Important facts to consider in deciding how much money to transfer to a pet trust:
- Type of animal and what the life expectancy is for that type of animal
- The standard of living you wish to provide – animal sitter? Professional boarding business? Friend?
- What is to happen when the caretaker is on vacation, out of town , or in the hospital?
- You should avoid transferring an unreasonably large sum of money to a pet trust (that might encourage other heirs to contest the trust)
Are pet trusts legal everywhere in the U.S.? As of January 2017, all 50 states and the District of Columbia have enacted pet trust laws. Minnesota, the last state, enacted its pet trust law in 2016. Indiana’s pet trust statute, Indiana Code § 30-4-2-18, was enacted in 2005.

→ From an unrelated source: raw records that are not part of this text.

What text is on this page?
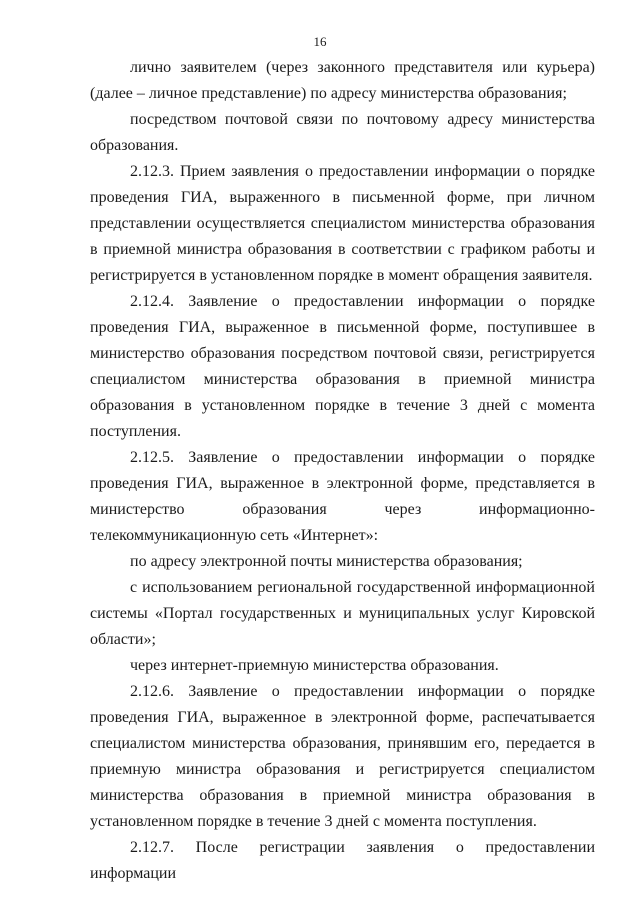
16

лично заявителем (через законного представителя или курьера) (далее – личное представление) по адресу министерства образования;

посредством почтовой связи по почтовому адресу министерства образования.

2.12.3. Прием заявления о предоставлении информации о порядке проведения ГИА, выраженного в письменной форме, при личном представлении осуществляется специалистом министерства образования в приемной министра образования в соответствии с графиком работы и регистрируется в установленном порядке в момент обращения заявителя.

2.12.4. Заявление о предоставлении информации о порядке проведения ГИА, выраженное в письменной форме, поступившее в министерство образования посредством почтовой связи, регистрируется специалистом министерства образования в приемной министра образования в установленном порядке в течение 3 дней с момента поступления.

2.12.5. Заявление о предоставлении информации о порядке проведения ГИА, выраженное в электронной форме, представляется в министерство образования через информационно-телекоммуникационную сеть «Интернет»:

по адресу электронной почты министерства образования;

с использованием региональной государственной информационной системы «Портал государственных и муниципальных услуг Кировской области»;

через интернет-приемную министерства образования.

2.12.6. Заявление о предоставлении информации о порядке проведения ГИА, выраженное в электронной форме, распечатывается специалистом министерства образования, принявшим его, передается в приемную министра образования и регистрируется специалистом министерства образования в приемной министра образования в установленном порядке в течение 3 дней с момента поступления.

2.12.7. После регистрации заявления о предоставлении информации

At Rebecca W. Geyer & Associates, we particularly appreciate the way Professor Gerry W. Beyer of Texas Tech University School of Law describes pet trusts:
Estate planning provides a method to provide for those whom we want to comfort after we die
and to those who have comforted us. It is not surprising that a pet owner often wants to
often wants to assure that his or her trusted companion is well-cared for after the owner’s
death.
Our work at Geyer Law is dedicated to helping clients provide for those they want to comfort after they die and those who have comforted them!